«Давно, давно с тобою не беседовали, любезный Ванечка… Много я странствовал, хлопотал, рвался, надеялся в эти двадцать лет — а всё ни к чему… Грустно, признаюсь: я тебе завидую — ты поставлен был насильственно в колесо жизни… А я избрал сам себе дорогу,— сам себя должен упрекать, что остался бездомным, хворым сиротою. Если бы не дружба старых товарищей, я был бы совершенно отчуждён от мира — с ними как-то иногда забывается, чтó я, и что у меня впереди… Не дивись, что немного хандрю, но полно. Наши почти все теперь в Петербурге, все они смотрят в великие люди, всех их грызёт более или менее червь честолюбия. Я поневоле сделался философом; но ты видишь, что и моя философия спотыкается…
Ивану Ивановичу. Судьба на вечную разлуку, быть может, породнила нас. Дельвига нет более и многих не досчитываем».
Грустными строками оканчивает послание Федернелке; печальной строчкой из прощальной песни Дельвига.

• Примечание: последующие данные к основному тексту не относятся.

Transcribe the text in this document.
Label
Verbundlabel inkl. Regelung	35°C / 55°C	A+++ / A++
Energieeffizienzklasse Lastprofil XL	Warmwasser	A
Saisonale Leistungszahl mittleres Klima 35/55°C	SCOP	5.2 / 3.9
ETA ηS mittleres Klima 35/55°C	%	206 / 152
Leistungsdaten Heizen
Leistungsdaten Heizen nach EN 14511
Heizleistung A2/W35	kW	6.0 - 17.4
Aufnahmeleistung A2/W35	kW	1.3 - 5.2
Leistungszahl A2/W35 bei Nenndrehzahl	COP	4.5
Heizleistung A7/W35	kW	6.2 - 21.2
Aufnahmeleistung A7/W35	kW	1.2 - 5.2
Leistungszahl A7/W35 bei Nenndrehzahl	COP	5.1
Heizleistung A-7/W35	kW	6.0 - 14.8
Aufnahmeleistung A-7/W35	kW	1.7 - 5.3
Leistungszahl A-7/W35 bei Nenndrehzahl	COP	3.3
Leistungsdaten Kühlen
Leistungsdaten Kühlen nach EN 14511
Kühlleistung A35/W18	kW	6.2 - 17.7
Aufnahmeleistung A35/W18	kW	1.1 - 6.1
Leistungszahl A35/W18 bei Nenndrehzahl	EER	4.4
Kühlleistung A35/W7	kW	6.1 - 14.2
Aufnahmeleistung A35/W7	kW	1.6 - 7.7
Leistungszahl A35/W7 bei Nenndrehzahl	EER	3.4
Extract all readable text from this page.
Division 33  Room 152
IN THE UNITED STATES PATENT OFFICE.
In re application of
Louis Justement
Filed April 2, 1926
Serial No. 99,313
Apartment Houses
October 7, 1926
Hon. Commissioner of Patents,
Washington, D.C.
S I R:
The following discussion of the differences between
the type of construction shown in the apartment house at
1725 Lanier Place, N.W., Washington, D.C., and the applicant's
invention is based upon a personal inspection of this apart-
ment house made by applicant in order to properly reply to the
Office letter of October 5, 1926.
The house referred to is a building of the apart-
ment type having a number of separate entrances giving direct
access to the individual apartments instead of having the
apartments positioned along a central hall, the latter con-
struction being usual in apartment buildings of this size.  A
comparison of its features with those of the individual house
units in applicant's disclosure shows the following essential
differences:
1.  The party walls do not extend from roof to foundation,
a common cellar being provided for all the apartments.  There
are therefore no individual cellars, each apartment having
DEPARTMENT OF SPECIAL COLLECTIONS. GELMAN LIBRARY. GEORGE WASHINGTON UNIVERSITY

И вот ссыльный из Западной Сибири утешает, поднимает дух моряка:
«Позволь тебе заметить, хотя и немного поздно, что в твоём письме проглядывает что-то похожее на хандру: а я воображаю тебя тем же весёлым Федернелке, каким оставил тебя в Москве,— помнишь, как тогда Кюхельбекер Вильгельм танцевал мазурку и как мы любовались его восторженными движениями. Вот куда меня бросило воспоминание.
Веришь ли, что, бывало, в алексеевском равелине,— несмотря на допросы, очные ставки и все прибаутки не совсем забавного положения, я до того забывался, что, ходя диагонально по своему пятому номеру, несознательно подходил к двери и хотел идти за мыслию, которая забывала о замке и страже. Странно тебе покажется, что потом в Шлиссельбурге (самой ужасной тюрьме) я имел счастливейшие минуты. Как это делается, не знаю. Знаю только, что эта сила и поддерживала меня и теперь поддерживает. Часто говорю себе: „чем хуже — тем лучше“. Не всеми эта философия признаётся удобною, но, видно, она мне посылается свыше. Хвала богу!»
Между строками живого, весёлого рассказа видно, однако, чего стоит это веселье Ивану Ивановичу.
«Пора бы за долговременное терпение дать право гражданства в Сибири, но, видно, ещё не пришёл назначенный срок. Между тем уже с лишком половины наших нет на этом свете. Очень немногие в России — наша категория ещё не тронута. Кто больше поживёт, тот, может быть, ещё обнимет родных и друзей зауральских. Это одно моё желание, но я это с покорностию предаю на волю божию…
Как бы тебе опять отправиться описывать какой-нибудь другой мыс Матюшкин,— тогда бы и меня нашёл — иначе вряд ли нам встретиться».